Defendant Previously Convicted of a Serious Violent Felony
ANCHORAGE, ALASKA – U.S. District Judge Joshua M. Kindred sentenced an Anchorage man on April 19, 2023, to 10 years and 5 months imprisonment followed by eight years of supervised release for distributing heroin.
According to court documents and evidence presented at trial, Jason McAnulty, aka “Snoop,” 40, distributed approximately 126 grams of heroin to a law enforcement source during two undercover operations in June 2020, netting himself $6,300. Law enforcement began investigating McAnulty after learning that he was a source of heroin supply in the Anchorage area. In July 2020, law enforcement executed a search warrant at McAnulty’s residence where they found more than $34,000 cash and other distribution contraband. An Alaska jury convicted McAnulty of the heroin distribution following a five-day trial in March 2022.
McAnulty was previously convicted in 2004 for first-degree robbery, a serious violent felony, that mandated a minimum 10-year prison sentence.

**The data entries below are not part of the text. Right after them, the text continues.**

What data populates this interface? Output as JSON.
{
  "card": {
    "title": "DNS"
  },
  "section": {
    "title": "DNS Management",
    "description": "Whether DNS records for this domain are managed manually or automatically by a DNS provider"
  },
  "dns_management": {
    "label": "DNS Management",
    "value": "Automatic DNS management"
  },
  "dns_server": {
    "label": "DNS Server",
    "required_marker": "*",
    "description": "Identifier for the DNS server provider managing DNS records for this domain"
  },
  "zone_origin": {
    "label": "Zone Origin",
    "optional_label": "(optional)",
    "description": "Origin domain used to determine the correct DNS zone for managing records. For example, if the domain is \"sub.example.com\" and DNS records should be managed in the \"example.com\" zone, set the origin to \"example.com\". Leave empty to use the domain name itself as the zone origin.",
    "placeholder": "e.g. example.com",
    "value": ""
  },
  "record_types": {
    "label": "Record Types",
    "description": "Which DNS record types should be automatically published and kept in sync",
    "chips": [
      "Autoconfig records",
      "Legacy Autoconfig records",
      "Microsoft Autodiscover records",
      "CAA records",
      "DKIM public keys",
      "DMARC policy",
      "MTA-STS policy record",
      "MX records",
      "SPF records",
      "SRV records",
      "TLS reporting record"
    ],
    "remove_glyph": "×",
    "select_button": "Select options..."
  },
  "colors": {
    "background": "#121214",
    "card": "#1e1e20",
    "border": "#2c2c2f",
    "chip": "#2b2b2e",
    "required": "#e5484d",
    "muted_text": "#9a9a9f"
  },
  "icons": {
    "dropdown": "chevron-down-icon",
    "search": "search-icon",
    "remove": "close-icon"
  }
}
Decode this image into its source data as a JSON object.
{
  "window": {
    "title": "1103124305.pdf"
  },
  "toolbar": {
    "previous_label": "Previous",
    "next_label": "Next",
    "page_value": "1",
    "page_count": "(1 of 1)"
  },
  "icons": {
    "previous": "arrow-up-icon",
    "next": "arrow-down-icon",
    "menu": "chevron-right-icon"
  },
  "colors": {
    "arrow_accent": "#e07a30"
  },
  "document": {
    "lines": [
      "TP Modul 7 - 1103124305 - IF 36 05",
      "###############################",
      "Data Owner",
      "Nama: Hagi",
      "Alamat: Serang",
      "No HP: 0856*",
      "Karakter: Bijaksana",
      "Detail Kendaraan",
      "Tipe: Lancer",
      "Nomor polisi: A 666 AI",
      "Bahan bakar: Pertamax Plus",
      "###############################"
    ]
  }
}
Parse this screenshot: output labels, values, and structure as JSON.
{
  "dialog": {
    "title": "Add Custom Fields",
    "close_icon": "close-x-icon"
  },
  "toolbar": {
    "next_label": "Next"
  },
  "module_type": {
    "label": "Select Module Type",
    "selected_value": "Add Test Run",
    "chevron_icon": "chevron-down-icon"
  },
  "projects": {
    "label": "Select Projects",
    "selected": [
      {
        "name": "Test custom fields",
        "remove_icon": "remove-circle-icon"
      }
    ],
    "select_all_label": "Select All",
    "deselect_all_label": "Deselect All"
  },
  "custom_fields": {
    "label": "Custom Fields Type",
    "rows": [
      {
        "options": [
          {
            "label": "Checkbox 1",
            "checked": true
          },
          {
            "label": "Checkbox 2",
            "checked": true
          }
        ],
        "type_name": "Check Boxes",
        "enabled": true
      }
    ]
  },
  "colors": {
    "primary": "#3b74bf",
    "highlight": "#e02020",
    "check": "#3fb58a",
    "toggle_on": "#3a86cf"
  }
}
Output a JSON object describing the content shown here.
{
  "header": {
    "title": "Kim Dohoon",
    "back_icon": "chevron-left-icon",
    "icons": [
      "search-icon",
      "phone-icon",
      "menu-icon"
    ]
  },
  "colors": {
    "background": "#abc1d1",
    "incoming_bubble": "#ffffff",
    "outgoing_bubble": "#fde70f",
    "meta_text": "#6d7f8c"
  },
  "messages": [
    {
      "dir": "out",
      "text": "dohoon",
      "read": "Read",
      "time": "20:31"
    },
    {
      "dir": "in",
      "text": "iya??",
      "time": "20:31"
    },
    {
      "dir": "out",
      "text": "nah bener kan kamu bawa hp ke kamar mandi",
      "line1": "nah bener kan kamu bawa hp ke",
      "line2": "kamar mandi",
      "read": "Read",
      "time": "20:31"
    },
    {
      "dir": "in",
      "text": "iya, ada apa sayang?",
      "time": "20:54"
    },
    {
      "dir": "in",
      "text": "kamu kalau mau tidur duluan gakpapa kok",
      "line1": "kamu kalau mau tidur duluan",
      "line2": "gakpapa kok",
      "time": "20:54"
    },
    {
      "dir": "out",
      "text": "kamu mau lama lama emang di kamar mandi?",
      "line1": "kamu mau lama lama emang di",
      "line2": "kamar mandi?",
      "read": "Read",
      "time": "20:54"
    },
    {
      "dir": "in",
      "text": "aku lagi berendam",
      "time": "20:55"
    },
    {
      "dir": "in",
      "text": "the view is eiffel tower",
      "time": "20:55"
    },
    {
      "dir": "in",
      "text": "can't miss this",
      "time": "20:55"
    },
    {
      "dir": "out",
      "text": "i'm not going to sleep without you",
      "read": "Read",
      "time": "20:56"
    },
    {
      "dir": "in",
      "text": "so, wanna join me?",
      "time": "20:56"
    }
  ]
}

The United States also presented evidence of McAnulty’s extensive and violent criminal history at the sentencing hearing in support of the sentence, including McAnulty’s 2015 federal conviction for attempted witness tampering in another federal criminal trial.
“Dangerous opiates such as heroin pose an ongoing threat to communities throughout Alaska,” said U.S. Attorney S. Lane Tucker for the District of Alaska. “This sentence serves as a reminder that we will prosecute and hold accountable those who are harming our communities, and with our law enforcement partners, will persist in our disruption of heroin trafficking operations in this district.”
“McAnulty supported the opioid and heroin epidemic through his illegal drug distribution activities, posing a significant threat to communities in Alaska,” said Special Agent in Charge Antony Jung of the FBI Anchorage Field Office. “The FBI and the Anchorage Police Department will continue working together to hold drug traffickers accountable, and to stop the flow of deadly drugs into our communities.” The Federal Bureau of Investigation (FBI) and the Anchorage Police Department (APD), in support of Alaska’s High Intensity Drug Trafficking Area (HIDTA) program, investigated the case.
Assistant U.S. Attorneys George Tran and Stephan Collins prosecuted the case.